The escaped fish had an average weight of about 4kg, Norway’s Fisheries Directorate said in a press release.
Monitoring of rivers
The Directorate ordered environmental monitoring of 13 rivers in October following the escape on September 3 from the giant cage, which can hold a million fish and is moored off the coast of Frøya in Trøndelag, central Norway.
Initial investigations indicated that the structure tilted due to water coming in through a hatch in a tank system, a supportive part of a sliding bulkhead which was inside the cage.

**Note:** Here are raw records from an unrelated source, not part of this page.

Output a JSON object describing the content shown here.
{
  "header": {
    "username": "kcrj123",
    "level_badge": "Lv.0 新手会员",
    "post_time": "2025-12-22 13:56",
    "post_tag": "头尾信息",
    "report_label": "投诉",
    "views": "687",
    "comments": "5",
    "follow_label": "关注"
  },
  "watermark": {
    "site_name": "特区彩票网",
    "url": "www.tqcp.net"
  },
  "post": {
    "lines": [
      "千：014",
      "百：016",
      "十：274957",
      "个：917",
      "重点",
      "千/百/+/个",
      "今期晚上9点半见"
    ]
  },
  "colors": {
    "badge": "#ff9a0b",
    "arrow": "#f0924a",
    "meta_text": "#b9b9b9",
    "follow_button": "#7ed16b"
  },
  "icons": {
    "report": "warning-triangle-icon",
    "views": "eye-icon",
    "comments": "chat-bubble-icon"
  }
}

The closure had been opened for inspection the day before and left open by mistake.
A few metres of the net were up to 18cms under water for a short period of time, allowing fish to escape.
In accordance with procedures, a total of 1.2 kilometres of nets were placed on in the sea on the day of the incident, and the next morning 12 salmon were caught in these nets, something which SalMar said at the time underlined that only a small number of fish came out of the cage before the tilt was corrected.
Minimise the risk
“So far we’ve recaptured 69 salmon around the cage, which indicates that the incident had a limited effect, but we take this seriously,” said chief executive Olav-Andreas Ervik in September.
Speaking at the Seafood Days conference in the Norwegian village of Hell, Ervik said there had been good growth and low mortality, but that the company regretted the escape.
“When it first happens, it is important to learn a lesson from that, and make sure that we minimise the risk that something like that will happen again,” he said.
SalMar is taking a further step towards open sea farming with the “Smart Fish Farm” development concept with MariCulture AS, which SalMar has bought a controlling stake in.
The cage, which is designed to handle waves of up to 30 metres in the open sea, can accommodate three million salmon.